When it comes to pot specifically, my colleagues and I have shown that people’s personal feelings about casual sex are uniquely strong predictors of whether they think recreational drugs should be legal (we showed this with adult and student samples in the U.S., as well as in Japan, Belgium, and the Netherlands). Once you know how turned on people are by the idea of hooking up, you just don’t learn much more about their views on legal pot by adding in things like their church attendance and political ideology. The public arguments may be in terms of pot-as-medicine, states’ rights, personal liberty, tax revenue, or whatever, but the heart of the matter is sex—just as it was back in the 1930s.
While the Pew surveys don’t contain information about sexual lifestyles (Sad!), the sexual theme shows up indirectly in religious measures. Here, the big pro-pot folks are atheists, agnostics, and various niche religions. But most of these folks were raised in Christian households and only later—when they started partying and hooking up—came to reject the sexual moralizing of their childhood faiths. You could try to say that there’s something about being non-religious that makes people pro-pot, but it’s mostly that being a Freewheeler makes people avoid sexually moralizing religions.
This is true on the other side as well. Weekly churchgoers are mostly people with sexually restricted lifestyles. Also, you might see the heavy anti-pot leanings of Mormons as a sign that they’re getting that from their Mormon upbringings, but over a third of people raised Mormon leave the faith in adulthood. And those who leave are mostly Freewheelers, leaving behind a concentrated group of non-partiers.
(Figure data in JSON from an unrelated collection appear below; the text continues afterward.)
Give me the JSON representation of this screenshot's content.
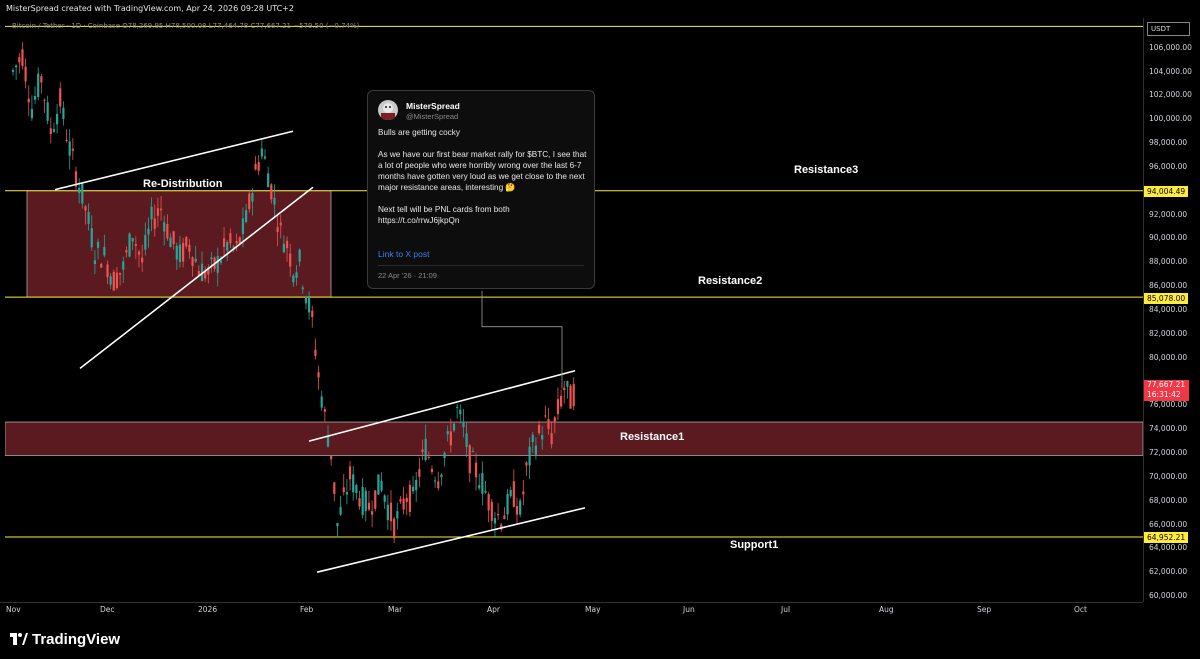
{
  "header": {
    "caption": "MisterSpread created with TradingView.com, Apr 24, 2026 09:28 UTC+2",
    "symbol": "Bitcoin / Tether · 1D · Coinbase",
    "ohlc": "O78,269.95 H78,500.08 L77,464.78 C77,667.21 −579.50 (−0.74%)"
  },
  "price_axis": {
    "currency": "USDT",
    "ticks": [
      "106,000.00",
      "104,000.00",
      "102,000.00",
      "100,000.00",
      "98,000.00",
      "96,000.00",
      "92,000.00",
      "90,000.00",
      "88,000.00",
      "86,000.00",
      "84,000.00",
      "82,000.00",
      "80,000.00",
      "76,000.00",
      "74,000.00",
      "72,000.00",
      "70,000.00",
      "68,000.00",
      "66,000.00",
      "64,000.00",
      "62,000.00",
      "60,000.00"
    ],
    "level_labels": [
      "94,004.49",
      "85,078.00",
      "64,952.21"
    ],
    "last_price": "77,667.21",
    "countdown": "16:31:42"
  },
  "time_axis": {
    "labels": [
      "Nov",
      "Dec",
      "2026",
      "Feb",
      "Mar",
      "Apr",
      "May",
      "Jun",
      "Jul",
      "Aug",
      "Sep",
      "Oct"
    ]
  },
  "zones": {
    "redistribution": "Re-Distribution",
    "resistance3": "Resistance3",
    "resistance2": "Resistance2",
    "resistance1": "Resistance1",
    "support1": "Support1"
  },
  "tweet": {
    "name": "MisterSpread",
    "handle": "@MisterSpread",
    "body": "Bulls are getting cocky\n\nAs we have our first bear market rally for $BTC, I see that a lot of people who were horribly wrong over the last 6-7 months have gotten very loud as we get close to the next major resistance areas, interesting 🤔\n\nNext tell will be PNL cards from both\nhttps://t.co/rrwJ6jkpQn",
    "link": "Link to X post",
    "date": "22 Apr '26 · 21:09"
  },
  "footer": {
    "brand": "TradingView"
  },
  "colors": {
    "up": "#26a69a",
    "down": "#ef5350",
    "zone": "#5a1a1f",
    "level": "#ffeb3b",
    "last": "#f23645"
  },
  "chart_data": {
    "type": "candlestick",
    "title": "Bitcoin / Tether · 1D · Coinbase",
    "ylim": [
      59500,
      108500
    ],
    "horizontal_levels": [
      94004.49,
      85078.0,
      64952.21
    ],
    "resistance1_zone": [
      71800,
      74600
    ],
    "redistribution_zone": [
      85078,
      94004
    ],
    "close_path": [
      [
        0,
        104000
      ],
      [
        3,
        105500
      ],
      [
        6,
        101000
      ],
      [
        9,
        103500
      ],
      [
        12,
        99000
      ],
      [
        15,
        101500
      ],
      [
        18,
        97500
      ],
      [
        20,
        95500
      ],
      [
        23,
        92500
      ],
      [
        26,
        89000
      ],
      [
        29,
        88500
      ],
      [
        32,
        86500
      ],
      [
        35,
        87500
      ],
      [
        38,
        90500
      ],
      [
        41,
        88000
      ],
      [
        44,
        91500
      ],
      [
        47,
        92500
      ],
      [
        50,
        90000
      ],
      [
        53,
        88500
      ],
      [
        56,
        89500
      ],
      [
        59,
        87500
      ],
      [
        62,
        87000
      ],
      [
        65,
        88000
      ],
      [
        68,
        89500
      ],
      [
        71,
        89000
      ],
      [
        74,
        91500
      ],
      [
        77,
        95500
      ],
      [
        79,
        97500
      ],
      [
        81,
        95500
      ],
      [
        83,
        93000
      ],
      [
        85,
        90500
      ],
      [
        87,
        89500
      ],
      [
        89,
        87500
      ],
      [
        91,
        88000
      ],
      [
        93,
        85500
      ],
      [
        95,
        83000
      ],
      [
        97,
        78500
      ],
      [
        99,
        75000
      ],
      [
        101,
        72000
      ],
      [
        103,
        66000
      ],
      [
        105,
        68000
      ],
      [
        107,
        70000
      ],
      [
        109,
        69000
      ],
      [
        111,
        68000
      ],
      [
        113,
        67500
      ],
      [
        115,
        68500
      ],
      [
        117,
        69500
      ],
      [
        119,
        67500
      ],
      [
        121,
        66000
      ],
      [
        123,
        67000
      ],
      [
        125,
        68500
      ],
      [
        127,
        68000
      ],
      [
        129,
        70500
      ],
      [
        131,
        72500
      ],
      [
        133,
        71000
      ],
      [
        135,
        70000
      ],
      [
        137,
        72000
      ],
      [
        139,
        73500
      ],
      [
        141,
        75500
      ],
      [
        143,
        74000
      ],
      [
        145,
        71500
      ],
      [
        147,
        70500
      ],
      [
        149,
        69500
      ],
      [
        151,
        68000
      ],
      [
        153,
        67000
      ],
      [
        155,
        66500
      ],
      [
        157,
        67500
      ],
      [
        159,
        68500
      ],
      [
        161,
        67000
      ],
      [
        163,
        70500
      ],
      [
        165,
        72500
      ],
      [
        167,
        73500
      ],
      [
        169,
        74500
      ],
      [
        171,
        73500
      ],
      [
        173,
        75500
      ],
      [
        175,
        77500
      ],
      [
        177,
        76500
      ],
      [
        179,
        77667
      ]
    ],
    "x_range": [
      0,
      300
    ]
  }
}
While sexual lifestyles are a major theme driving political issues like abortion, birth control, pot, porn, and so on, each specific issue also has its own subthemes. With pot, a big subtheme is immigration. The politics and use of pot carry a unique pattern where Hispanic immigrants, along with folks in other groups that suggest a higher likelihood of relatively recent immigration (e.g., Asians and Hindus), tend to be anti-pot. There’s an obvious idea here: Maybe avoiding pot use is part of a general tendency among immigrants to avoid illegal activities, given the deportation risks. Or maybe it’s less about legality and more about lifestyles—something about how immigrants tend to play things safe and stable in their personal lives (including avoiding Freewheeling and having stable marriages) as they’re trying to gain a foothold in an unfamiliar land.